J'ai lu Oudard. L'histoire est assez extraordinaire. Mais il faudrait la récrire. Je puis le demander à Oudard, n'est-ce pas ?

Je n'ai pas très bien compris la mauvaise humeur avec laquelle tu me parles des notes de la N.R.F. (et dans un moment où elles atteignent, il me semble, à une indépendance qu'elles n'avaient jamais connu. Je te défie de trouver, dans les derniers numéros, une note de complaisance ou de simple « convenance ».) 

J'ai lu Poulaille. Non, ce n'est pas un chef-d'oeuvre. Mais il y a là un effort pour s'exprimer, un sérieux, une authenticité qui me font mettre le bouquin à mille pieds au-dessus de machines rusées et distinguées, comme Deval ou Simone. Et puis, la question est ailleurs : nous faisons, dans une assez large mesure, confiance à Marc Bernard. Et dès l'instant qu'il tient à parler de Poulaille, je crois qu'il faut le laisser le parler.

Peut-être es-tu un peu fâché à cause de Deval. Remarque que tu ne m'as pas donné la note promise, pour laquelle j'avais enlevé, une première fois, la notule de Denis Marion. Je l'ai attendue un mois. J'ai pensé ensuite que tu renonçais à l'écrire.
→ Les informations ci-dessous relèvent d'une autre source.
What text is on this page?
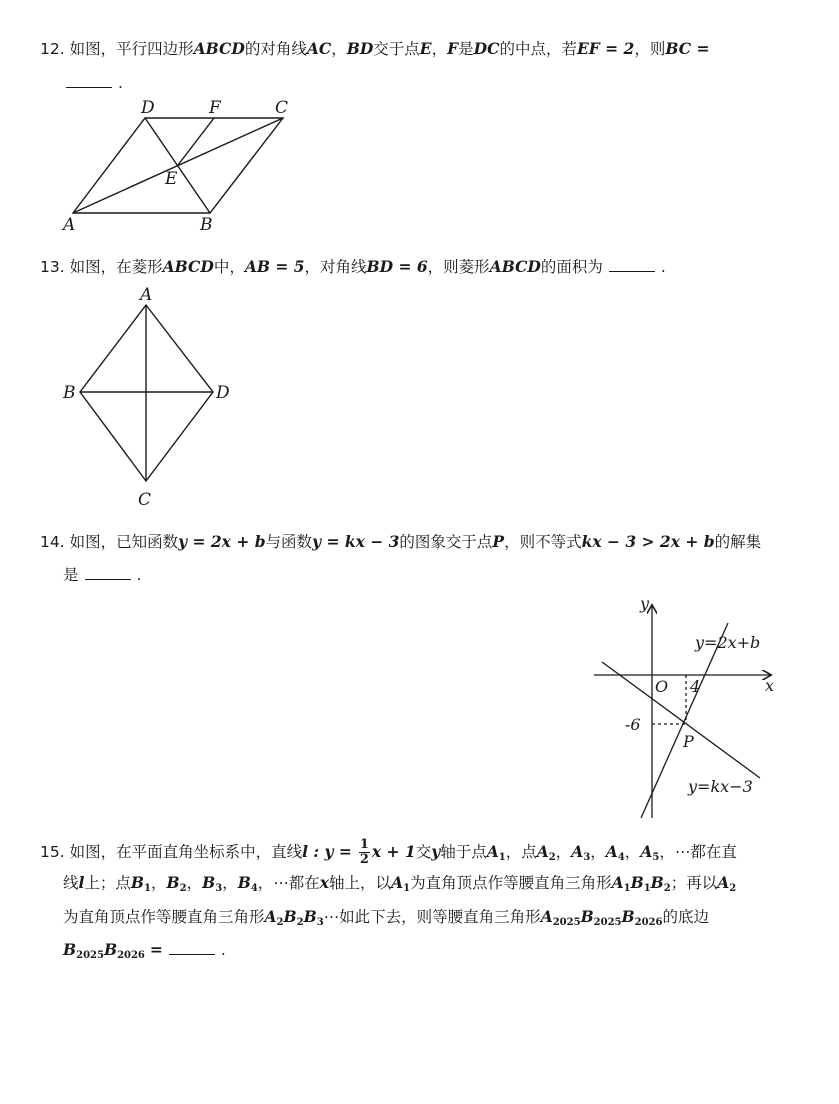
12. 如图，平行四边形ABCD的对角线AC，BD交于点E，F是DC的中点，若EF = 2，则BC =
.
D	F	C
E
A	B
13. 如图，在菱形ABCD中，AB = 5，对角线BD = 6，则菱形ABCD的面积为	.
A
B	D
C
14. 如图，已知函数y = 2x + b与函数y = kx − 3的图象交于点P，则不等式kx − 3 > 2x + b的解集
是	.
y
x
O 4
-6
P
y=2x+b
y=kx−3
15. 如图，在平面直角坐标系中，直线l : $y = \frac{1}{2}$ x + 1交y轴于点$A_1$，点$A_2$，$A_3$，$A_4$，$A_5$，⋯都在直
线l上；点$B_1$，$B_2$，$B_3$，$B_4$，⋯都在x轴上，以$A_1$为直角顶点作等腰直角三角形$A_1B_1B_2$；再以$A_2$
为直角顶点作等腰直角三角形$A_2B_2B_3\cdots$如此下去，则等腰直角三角形$A_{2025}B_{2025}B_{2026}$的底边
$B_{2025}B_{2026}$ =	.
Pourquoi vas-tu ressortir cette vieille plaisanterie des compliments que feriat la N.R.F. aux gens qui l'attaquent. Que veux-tu dire ? Qu'on fait intentionnellement des compliments...? Ce serait une simple plaisanterie. Alors, je ne vois pas trop ce qui reste. Quelques éloges à des surréalistes ? (Mais justement, à propos d'eux, loin de les désarmer, les exciter davantage contre nous.) Explique-toi mieux. Mais je ne crois pas que tu puisses trouver autre chose que ceci : c'est que tu n'es pas d'accord avec tous les critiques qui écrivent dans la NRF. Eh, moi non plus.

Il n'est guère, depuis quelques mois, qu'un point, je crois, sur lequel un « observateur désintéressé »

  trouverait quelques reproches à nous faire. Et j'y reviens parce que je ne suis pas tout à fait sûr que tu te rendes comptes exactement de ce qui s'est passé (aussi bien ne t'ai-je pas tout à fait mis au courant). Rose Colonna et Violette Marinier sont la seule oeuvre, depuis dix ans, sur laquelle 1) une étude ait été demandée successivement à tous nos collaborateurs réguliers ; 2) une note ait été, d'accord avec toi, demandée (télégraphiquement) à Marcel, et refusée ensuite ; 3) une note ait été demandée _ également d'urgence _ à Pourrat, et refusée ensuite. 4) J'ai pressé Fernandez, tu le sais, de l'écrire. Il me l'a promis d'abord, puis m'a dit que la note, telle qu'il l'écrivait, contenait plus de réserves que celle de Pourrat ; que dans ces conditions, il préférait renoncer à l'écrire mais qu'à son avis la NRF devait donner la note de Pourrat. C'est tout. Et, tu le sais, j'aurais voulu faire mieux ou davantage. Mais ce que j'ai fait _ ou plutôt ce que nous avons fait (je trouve pour moi, qu'il aurait fallu publier la note de Marcel) ne manquait déjà pas d'injustice.